«Parle-leur de batailles, de rois et d’éléphants» de Mathias Enard
09/11/2010
Mathias Enard reçoit le prix Goncourt des lycéens 2010 pour Parle-leur de batailles, de rois et d’éléphants. Ce roman poétique, inspiré de la vie du sculpteur Michel-Ange, se déroule dans la Constantinople du XVème siècle.
Pour son précédent livre, Zone, paru en 2008, Mathias Enard a reçu le prix Décembre et le prix Inter. Une histoire de 500 pages, écrite en une seule phrase, campée sur les rives de la Méditerranée. Avec Parle-leur de batailles, de rois et d’éléphants, c'est en Turquie, alors appelée Empire Ottoman, qu'il nous transporte. L'auteur, ancien pensionnaire de la Villa Médicis à Rome et aujourd’hui professeur d’arabe à Barcelone, associe dans son livre le charme de la Renaissance italienne aux mystères de Constantinople.

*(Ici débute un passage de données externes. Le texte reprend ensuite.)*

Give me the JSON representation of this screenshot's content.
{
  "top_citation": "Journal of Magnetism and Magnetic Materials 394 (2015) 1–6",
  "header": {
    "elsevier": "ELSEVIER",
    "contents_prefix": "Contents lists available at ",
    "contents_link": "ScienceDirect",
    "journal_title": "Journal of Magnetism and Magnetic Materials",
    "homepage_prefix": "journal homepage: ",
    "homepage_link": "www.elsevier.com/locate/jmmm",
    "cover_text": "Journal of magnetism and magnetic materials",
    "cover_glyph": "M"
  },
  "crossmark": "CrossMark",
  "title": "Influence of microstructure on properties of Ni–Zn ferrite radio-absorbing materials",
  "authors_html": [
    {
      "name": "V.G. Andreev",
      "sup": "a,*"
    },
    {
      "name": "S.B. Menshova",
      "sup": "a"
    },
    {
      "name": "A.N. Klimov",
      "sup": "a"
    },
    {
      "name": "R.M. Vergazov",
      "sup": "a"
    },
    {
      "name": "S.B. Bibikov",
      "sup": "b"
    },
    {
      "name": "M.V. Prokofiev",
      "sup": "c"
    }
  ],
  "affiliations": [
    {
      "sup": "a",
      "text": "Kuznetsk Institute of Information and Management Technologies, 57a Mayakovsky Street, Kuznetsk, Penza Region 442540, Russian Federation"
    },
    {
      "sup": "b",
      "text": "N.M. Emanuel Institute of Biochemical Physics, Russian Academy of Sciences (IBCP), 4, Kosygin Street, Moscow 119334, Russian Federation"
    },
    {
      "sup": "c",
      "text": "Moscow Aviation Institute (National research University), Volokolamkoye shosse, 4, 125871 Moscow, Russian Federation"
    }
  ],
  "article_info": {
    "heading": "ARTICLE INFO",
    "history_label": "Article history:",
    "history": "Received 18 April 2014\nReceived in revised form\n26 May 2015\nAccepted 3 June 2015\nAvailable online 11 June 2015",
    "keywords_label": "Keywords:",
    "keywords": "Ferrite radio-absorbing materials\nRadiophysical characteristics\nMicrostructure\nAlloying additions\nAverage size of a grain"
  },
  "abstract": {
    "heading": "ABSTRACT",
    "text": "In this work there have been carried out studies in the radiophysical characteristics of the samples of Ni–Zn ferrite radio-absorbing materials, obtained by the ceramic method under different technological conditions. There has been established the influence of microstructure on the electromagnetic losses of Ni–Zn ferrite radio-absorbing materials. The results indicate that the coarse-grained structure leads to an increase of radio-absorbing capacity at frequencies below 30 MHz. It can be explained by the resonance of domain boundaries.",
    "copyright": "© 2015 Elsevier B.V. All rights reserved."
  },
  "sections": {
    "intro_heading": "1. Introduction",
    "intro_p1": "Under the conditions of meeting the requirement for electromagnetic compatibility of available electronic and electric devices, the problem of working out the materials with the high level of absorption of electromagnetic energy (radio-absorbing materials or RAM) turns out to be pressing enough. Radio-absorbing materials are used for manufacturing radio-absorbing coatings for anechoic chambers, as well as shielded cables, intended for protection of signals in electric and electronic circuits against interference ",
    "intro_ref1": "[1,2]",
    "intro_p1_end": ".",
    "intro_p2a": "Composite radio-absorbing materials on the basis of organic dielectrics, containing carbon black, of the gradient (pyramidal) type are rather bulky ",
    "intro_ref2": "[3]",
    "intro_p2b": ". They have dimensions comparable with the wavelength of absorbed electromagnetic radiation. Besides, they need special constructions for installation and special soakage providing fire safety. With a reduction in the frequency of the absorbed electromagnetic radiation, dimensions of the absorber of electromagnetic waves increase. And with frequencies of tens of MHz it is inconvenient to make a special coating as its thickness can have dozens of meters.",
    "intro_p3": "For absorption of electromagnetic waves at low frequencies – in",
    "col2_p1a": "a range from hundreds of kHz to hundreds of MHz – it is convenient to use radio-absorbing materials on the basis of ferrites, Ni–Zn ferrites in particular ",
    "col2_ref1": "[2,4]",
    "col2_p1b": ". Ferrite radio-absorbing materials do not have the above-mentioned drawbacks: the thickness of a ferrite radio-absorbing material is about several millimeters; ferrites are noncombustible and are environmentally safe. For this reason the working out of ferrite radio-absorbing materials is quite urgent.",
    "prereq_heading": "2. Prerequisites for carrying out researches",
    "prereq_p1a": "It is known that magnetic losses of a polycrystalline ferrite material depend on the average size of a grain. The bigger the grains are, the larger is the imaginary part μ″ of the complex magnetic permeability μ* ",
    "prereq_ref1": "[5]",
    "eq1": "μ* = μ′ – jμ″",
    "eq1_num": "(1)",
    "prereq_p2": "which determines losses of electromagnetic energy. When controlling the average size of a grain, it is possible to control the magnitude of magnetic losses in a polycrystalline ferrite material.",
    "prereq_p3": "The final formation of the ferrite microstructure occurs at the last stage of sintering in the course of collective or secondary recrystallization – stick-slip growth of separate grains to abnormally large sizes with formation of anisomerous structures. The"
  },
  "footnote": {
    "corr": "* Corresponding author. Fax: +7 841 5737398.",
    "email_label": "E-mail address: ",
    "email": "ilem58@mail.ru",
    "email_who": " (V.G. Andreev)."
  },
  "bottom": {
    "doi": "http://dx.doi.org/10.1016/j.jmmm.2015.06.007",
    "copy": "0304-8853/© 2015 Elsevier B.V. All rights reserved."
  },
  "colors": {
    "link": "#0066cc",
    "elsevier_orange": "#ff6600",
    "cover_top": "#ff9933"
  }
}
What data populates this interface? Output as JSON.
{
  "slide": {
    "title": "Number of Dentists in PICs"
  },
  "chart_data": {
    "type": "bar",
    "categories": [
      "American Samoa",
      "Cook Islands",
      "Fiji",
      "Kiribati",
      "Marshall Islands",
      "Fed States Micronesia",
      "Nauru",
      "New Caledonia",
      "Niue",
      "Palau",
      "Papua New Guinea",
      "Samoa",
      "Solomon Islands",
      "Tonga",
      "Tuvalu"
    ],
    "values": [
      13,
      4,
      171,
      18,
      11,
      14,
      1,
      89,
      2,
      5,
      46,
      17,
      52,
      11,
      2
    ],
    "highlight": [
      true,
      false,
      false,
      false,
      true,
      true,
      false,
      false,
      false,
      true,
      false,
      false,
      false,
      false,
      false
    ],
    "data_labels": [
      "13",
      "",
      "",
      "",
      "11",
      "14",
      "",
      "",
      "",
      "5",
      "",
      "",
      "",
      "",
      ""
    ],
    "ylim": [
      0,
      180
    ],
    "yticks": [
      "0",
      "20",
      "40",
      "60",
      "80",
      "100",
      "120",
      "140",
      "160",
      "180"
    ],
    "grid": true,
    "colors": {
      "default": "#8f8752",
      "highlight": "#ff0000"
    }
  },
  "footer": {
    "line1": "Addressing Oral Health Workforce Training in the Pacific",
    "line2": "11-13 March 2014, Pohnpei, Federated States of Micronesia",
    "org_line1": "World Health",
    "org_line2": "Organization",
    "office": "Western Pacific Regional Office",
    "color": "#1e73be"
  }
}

Le 13 mai 1506, Michelangelo Buonarroti débarque à Constantinople. Invité par le Sultan turc Bajazet pour dessiner un pont sur la Corne d’or, Michel-Ange découvre l'ancienne Byzance, future Istanbul. A cette époque, l'artiste n’a que 31 ans. Sa Pietà et son David ont déjà fait sa renommée.
Pour Michel-Ange, cette cité «ressemble à la Sérénissime, mais dans des proportions fabuleuses», une sorte de «Venise envahie par les sept collines et la puissance de Rome». Dans ce ville cosmopolite, bruyante et tourbillonnante, dont Mathias Enard fait une œuvre d’art à part entière, la culture musulmane s’érige sur les restes de la chrétienté. La ville balance entre l’est et l’ouest, à l’image de Michel-Ange qui hésite entre travailler pour Bajazet ou le pape ; qui oscille entre la tendresse de son ami turc Mesihi et le «souvenir brûlant d’une chanteuse éblouissante».
Cabales, complots, intrigue amoureuse, réflexion artistique, Mathias Enard imagine dans ce texte d'environ 150 pages, l’escapade de l’architecte aux portes de l’Europe. Michel-Ange y puisera son inspiration pour d’autres grands projets: la Chapelle Sixtine et le dôme de Saint-Pierre de Rome.